In hindsight, leading through a transformative agenda we have to be careful and deeply reflexive to avoid alienating or silencing the very voices we aim to elevate and to avoid creating new hierarchies. Universities should not be the only spaces for these changes. We need to promote reflective habits not just at the university but in spaces such as Eider Africa collectives where we are seeking to build alternatives to ensure we stay active so as not be be co-opted by the same forces we are trying to resist.

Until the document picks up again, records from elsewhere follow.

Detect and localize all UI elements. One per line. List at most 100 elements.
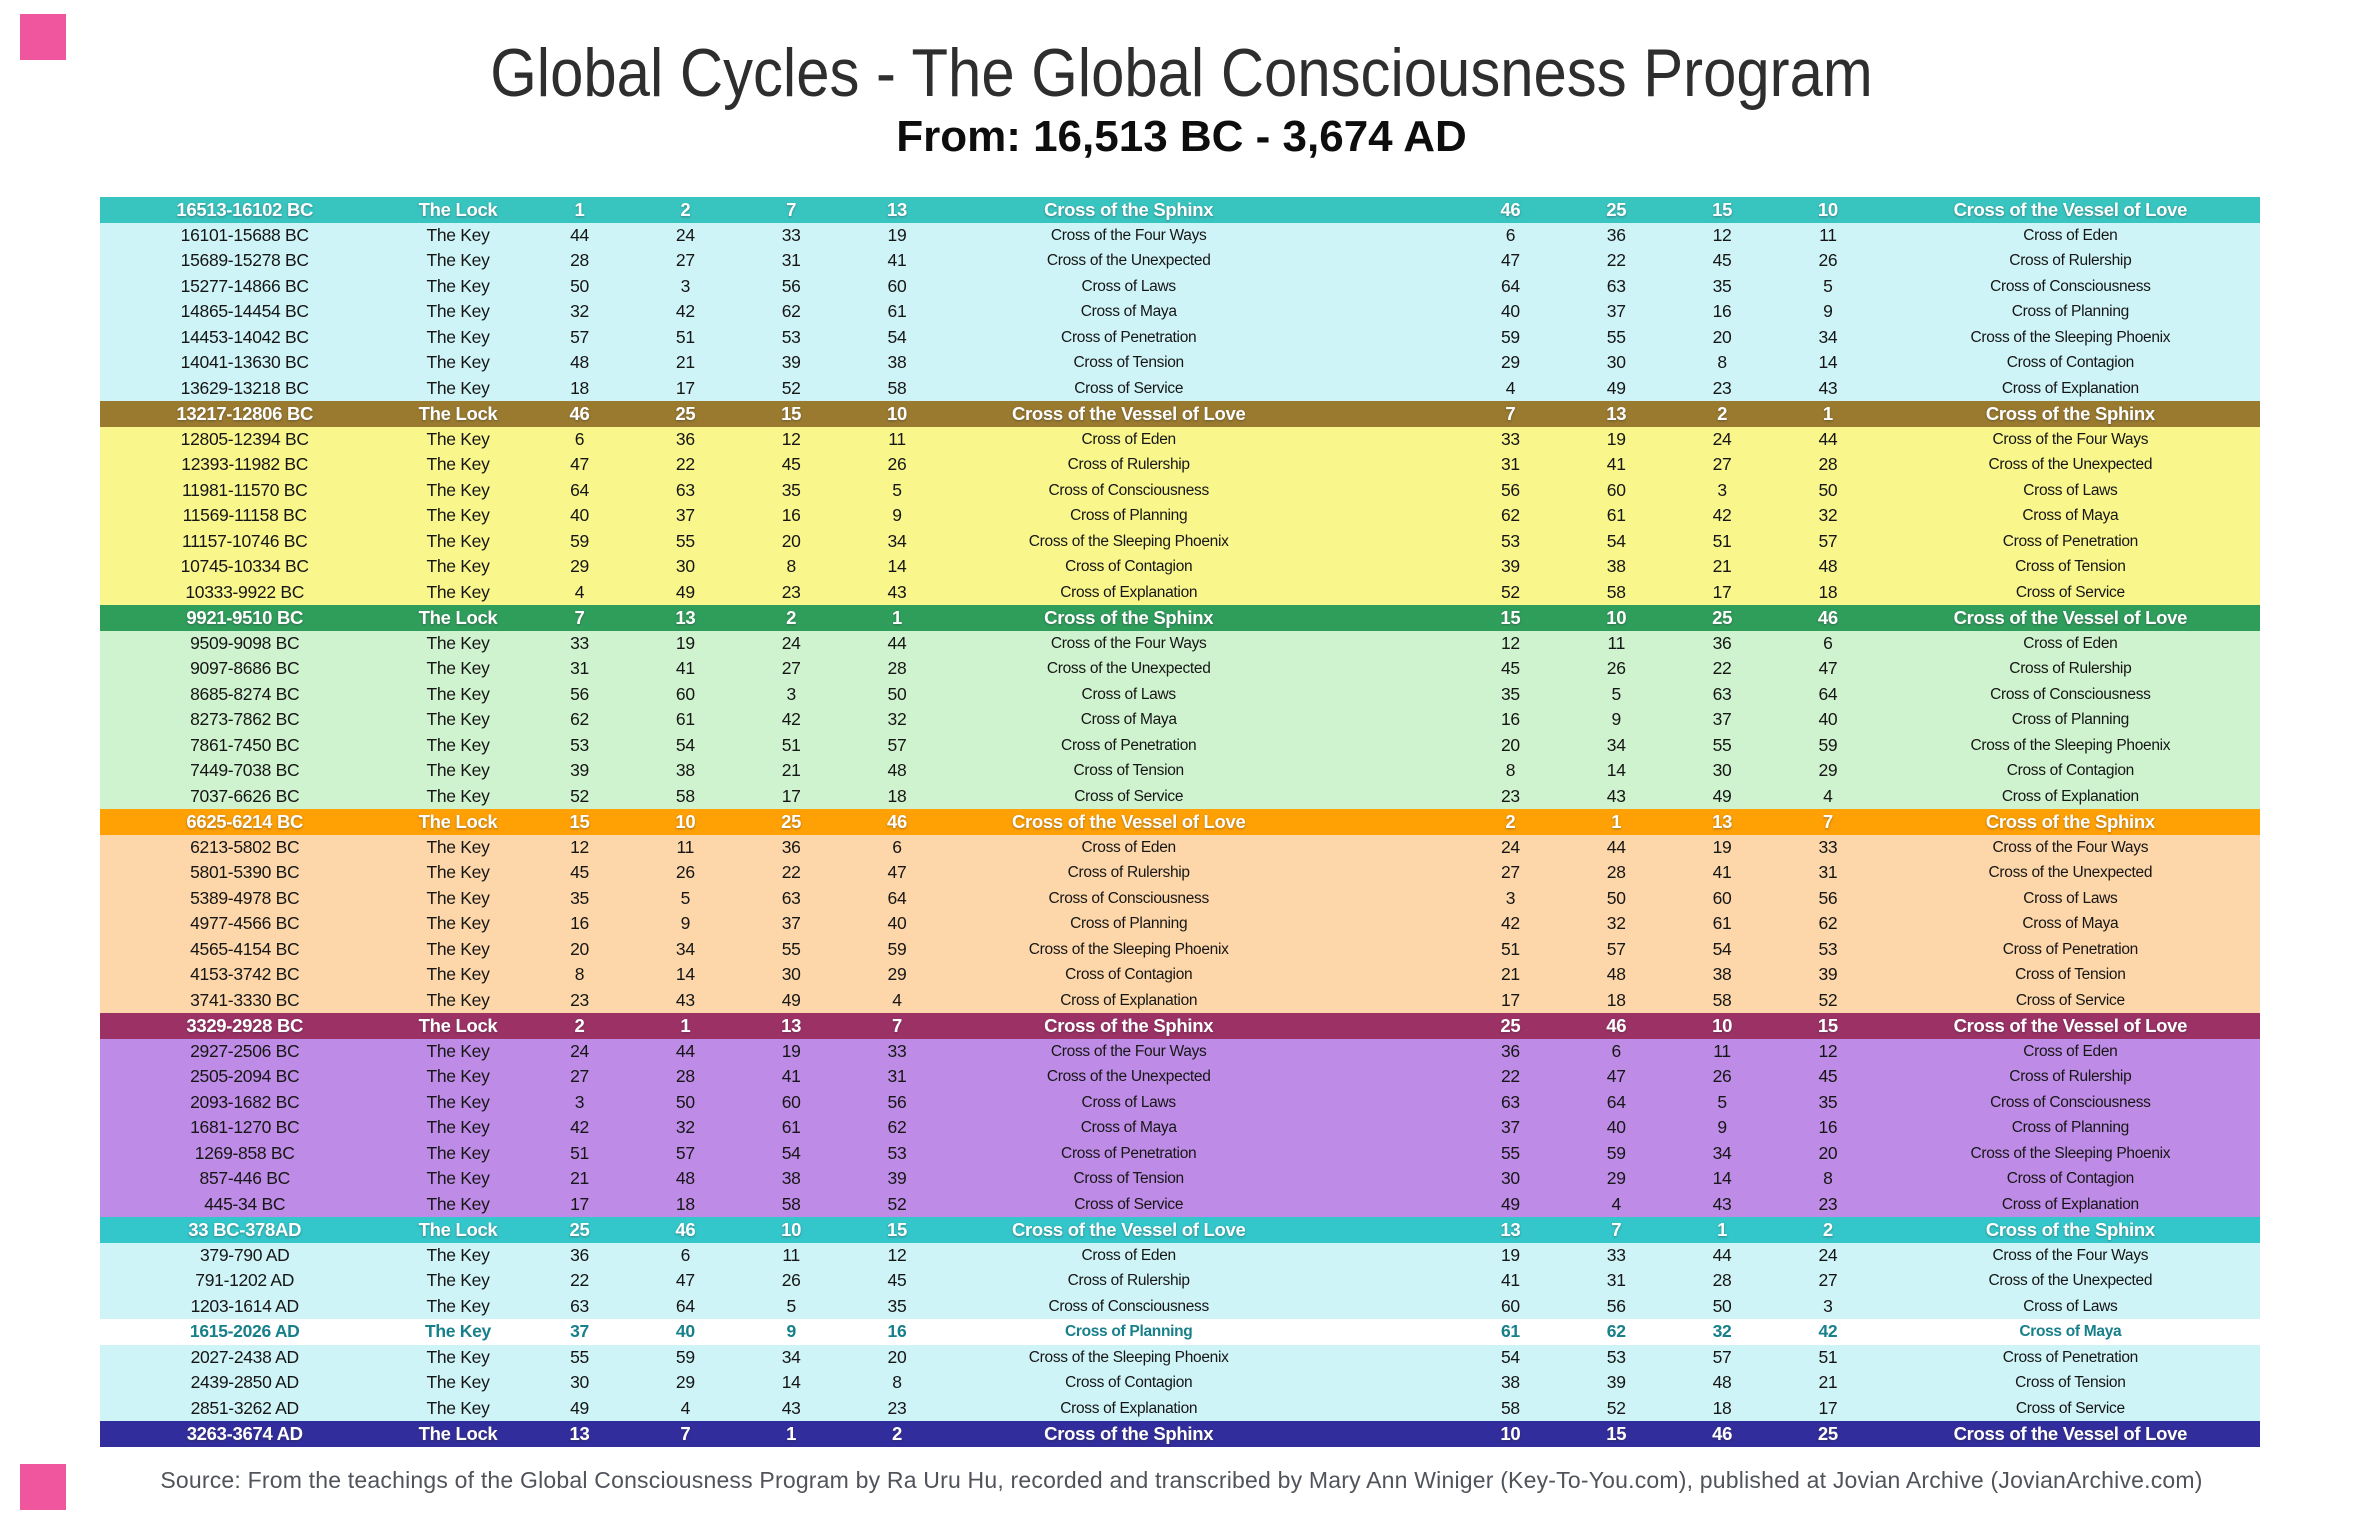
gate-number-cell: 54 xyxy=(887,326,907,347)
gate-number-cell: 59 xyxy=(675,1346,695,1367)
gate-number-cell: 60 xyxy=(1500,1295,1520,1316)
gate-number-cell: 48 xyxy=(887,760,907,780)
lock-key-cell: The Key xyxy=(426,581,490,602)
gate-number-cell: 37 xyxy=(570,1321,589,1341)
cross-name-cell: Cross of Contagion xyxy=(1065,558,1193,575)
gate-number-cell: 19 xyxy=(781,1040,801,1061)
gate-number-cell: 13 xyxy=(675,606,696,628)
key-row: 1203-1614 AD The Key 63 64 5 35 Cross of Consc… xyxy=(100,1293,2260,1319)
cross-name-cell: Cross of Penetration xyxy=(2002,940,2139,958)
key-row: 15277-14866 BC The Key 50 3 56 60 Cross of Law… xyxy=(100,273,2260,299)
lock-key-cell: The Lock xyxy=(418,1014,498,1036)
gate-number-cell: 13 xyxy=(569,1422,590,1444)
gate-number-cell: 60 xyxy=(1712,887,1732,908)
gate-number-cell: 5 xyxy=(892,479,902,500)
gate-number-cell: 5 xyxy=(786,1295,796,1316)
gate-number-cell: 47 xyxy=(1500,250,1520,270)
lock-key-cell: The Key xyxy=(426,1193,490,1214)
gate-number-cell: 20 xyxy=(1712,326,1732,347)
gate-number-cell: 16 xyxy=(781,505,801,525)
gate-number-cell: 13 xyxy=(781,1014,802,1036)
gate-number-cell: 59 xyxy=(887,938,907,959)
cross-name-cell: Cross of Rulership xyxy=(1067,864,1190,881)
gate-number-cell: 29 xyxy=(675,1372,695,1392)
gate-number-cell: 63 xyxy=(675,479,695,500)
gate-number-cell: 51 xyxy=(675,326,695,347)
gate-number-cell: 34 xyxy=(1818,326,1838,347)
cross-name-cell: Cross of the Sleeping Phoenix xyxy=(1970,328,2171,346)
gate-number-cell: 42 xyxy=(570,1117,589,1137)
gate-number-cell: 21 xyxy=(1712,556,1732,576)
gate-number-cell: 63 xyxy=(1606,275,1626,296)
gate-number-cell: 4 xyxy=(1823,785,1833,806)
gate-number-cell: 8 xyxy=(1505,760,1516,780)
gate-number-cell: 16 xyxy=(570,913,589,933)
gate-number-cell: 9 xyxy=(892,505,902,525)
date-range-cell: 6625-6214 BC xyxy=(186,810,304,832)
gate-number-cell: 63 xyxy=(1500,1091,1520,1112)
gate-number-cell: 11 xyxy=(782,1244,800,1265)
gate-number-cell: 22 xyxy=(570,1270,589,1290)
gate-number-cell: 21 xyxy=(570,1168,589,1188)
cross-name-cell: Cross of Tension xyxy=(1073,762,1185,779)
gate-number-cell: 11 xyxy=(1607,632,1626,653)
gate-number-cell: 61 xyxy=(887,301,907,321)
page-title: Global Cycles - The Global Consciousness… xyxy=(490,35,1873,111)
gate-number-cell: 44 xyxy=(675,1040,695,1061)
gate-number-cell: 10 xyxy=(1817,198,1838,220)
gate-number-cell: 54 xyxy=(1606,530,1626,551)
gate-number-cell: 17 xyxy=(1500,989,1520,1010)
gate-number-cell: 55 xyxy=(1500,1142,1520,1163)
gate-number-cell: 33 xyxy=(1606,1244,1626,1265)
gate-number-cell: 45 xyxy=(1712,250,1732,270)
gate-number-cell: 3 xyxy=(786,683,796,704)
gate-number-cell: 43 xyxy=(675,989,695,1010)
cross-name-cell: Cross of Penetration xyxy=(2002,532,2139,550)
gate-number-cell: 3 xyxy=(1505,887,1516,908)
date-range-cell: 14041-13630 BC xyxy=(180,352,309,372)
gate-number-cell: 54 xyxy=(1500,1346,1520,1367)
page-subtitle: From: 16,513 BC - 3,674 AD xyxy=(896,112,1467,161)
lock-key-cell: The Key xyxy=(426,683,490,704)
cross-name-cell: Cross of the Sleeping Phoenix xyxy=(1028,532,1229,550)
lock-key-cell: The Key xyxy=(426,938,490,959)
gate-number-cell: 18 xyxy=(1818,581,1838,602)
date-range-cell: 2927-2506 BC xyxy=(190,1040,300,1061)
gate-number-cell: 32 xyxy=(1712,1321,1732,1341)
gate-number-cell: 25 xyxy=(1500,1014,1521,1036)
gate-number-cell: 51 xyxy=(1818,1346,1838,1367)
gate-number-cell: 17 xyxy=(781,785,801,806)
gate-number-cell: 1 xyxy=(1717,1218,1728,1240)
gate-number-cell: 35 xyxy=(1500,683,1520,704)
gate-number-cell: 14 xyxy=(675,964,695,984)
gate-number-cell: 63 xyxy=(1712,683,1732,704)
gate-number-cell: 18 xyxy=(1606,989,1626,1010)
gate-number-cell: 43 xyxy=(1712,1193,1732,1214)
gate-number-cell: 51 xyxy=(781,734,801,755)
gate-number-cell: 53 xyxy=(1500,530,1520,551)
cross-name-cell: Cross of Service xyxy=(2015,583,2125,601)
date-range-cell: 2505-2094 BC xyxy=(190,1066,300,1086)
lock-header-row: 13217-12806 BC The Lock 46 25 15 10 Cross of t… xyxy=(100,401,2260,427)
date-range-cell: 9509-9098 BC xyxy=(190,632,300,653)
lock-key-cell: The Key xyxy=(426,301,490,321)
date-range-cell: 3741-3330 BC xyxy=(190,989,300,1010)
lock-key-cell: The Key xyxy=(426,1372,490,1392)
cross-name-cell: Cross of the Unexpected xyxy=(1988,1272,2153,1289)
cross-name-cell: Cross of Maya xyxy=(2019,1323,2122,1340)
gate-number-cell: 27 xyxy=(570,1066,589,1086)
gate-number-cell: 39 xyxy=(781,352,801,372)
cross-name-cell: Cross of the Unexpected xyxy=(1046,1068,1211,1085)
lock-key-cell: The Key xyxy=(426,556,490,576)
gate-number-cell: 12 xyxy=(1712,224,1732,245)
gate-number-cell: 35 xyxy=(887,1295,907,1316)
key-row: 7449-7038 BC The Key 39 38 21 48 Cross of Tens… xyxy=(100,758,2260,784)
gate-number-cell: 62 xyxy=(781,301,801,321)
gate-number-cell: 13 xyxy=(1500,1218,1521,1240)
gate-number-cell: 12 xyxy=(887,1244,907,1265)
gate-number-cell: 7 xyxy=(1822,810,1833,832)
gate-number-cell: 55 xyxy=(675,530,695,551)
gate-number-cell: 4 xyxy=(574,581,585,602)
gate-number-cell: 27 xyxy=(1500,862,1520,882)
lock-key-cell: The Key xyxy=(426,275,490,296)
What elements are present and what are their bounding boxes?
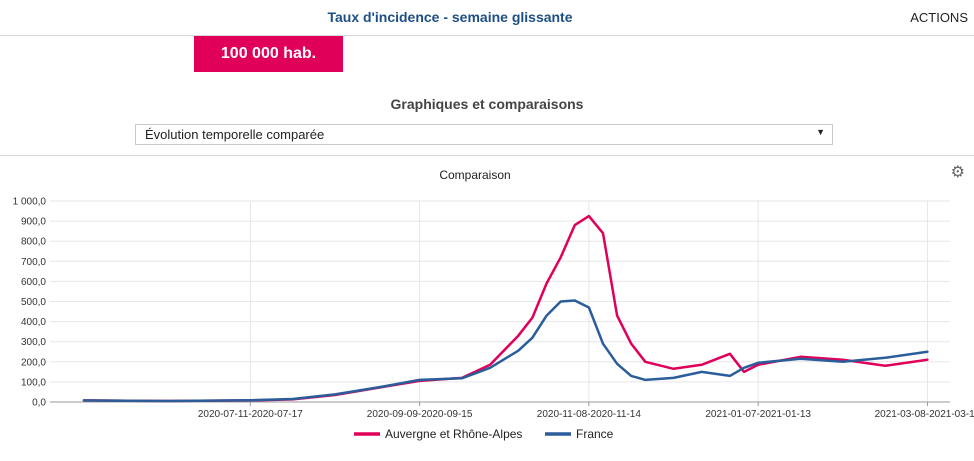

- Working outside the dominant narrative and structures requires significant intellectual, physical, and emotional labor, which can be daunting. However, it also brings profound internal rewards and a sense of fulfilment. At Eider Africa carry an emotional load because we are committed to hearing the voices of postgraduate students who are often unheard or intentionally silenced within existing systems. Furthermore, our consistent experimentation and conscious reflection on our methods and motivations necessitate considerable intellectual seeking and shifts, leading to substantial intellectual labor.
Being a self-funded organization means the physical labor required to meet our needs is incredibly intense. I have consciously avoided seeking external funding, primarily because it’s difficult to find and sustain support for initiatives as fluid and adaptable as ours. I also recognize that most funding often comes with not just money but also control and a tendency to shift focus from original ideas, sometimes reducing students to mere numbers. This has made me cautious. However, I acknowledge that there are funders who could support our unique approach, one that values fluidity and experimentation. The challenge is, with such a lean team, the immense effort involved in searching for funding and writing proposals significantly hinders these crucial searches.
I have learnt a number of lessons from setting up a peer-learning space as an act of resistance. Building peer relationships as knowledge making and resistance is a continuous endeavour of caring, giving, nurturing and reflexivity. Resistance in this space is not visible pressure, it is more subtle, often unseen, unclear and prioritises the invisible changes within students on self-reassurance, trusting their voices and trusting others. This approach shifts focus away from the university as the sole space for knowledge production, learning, nurturing. It highlights the importance of creating and valuing spaces where researchers can convene and grow.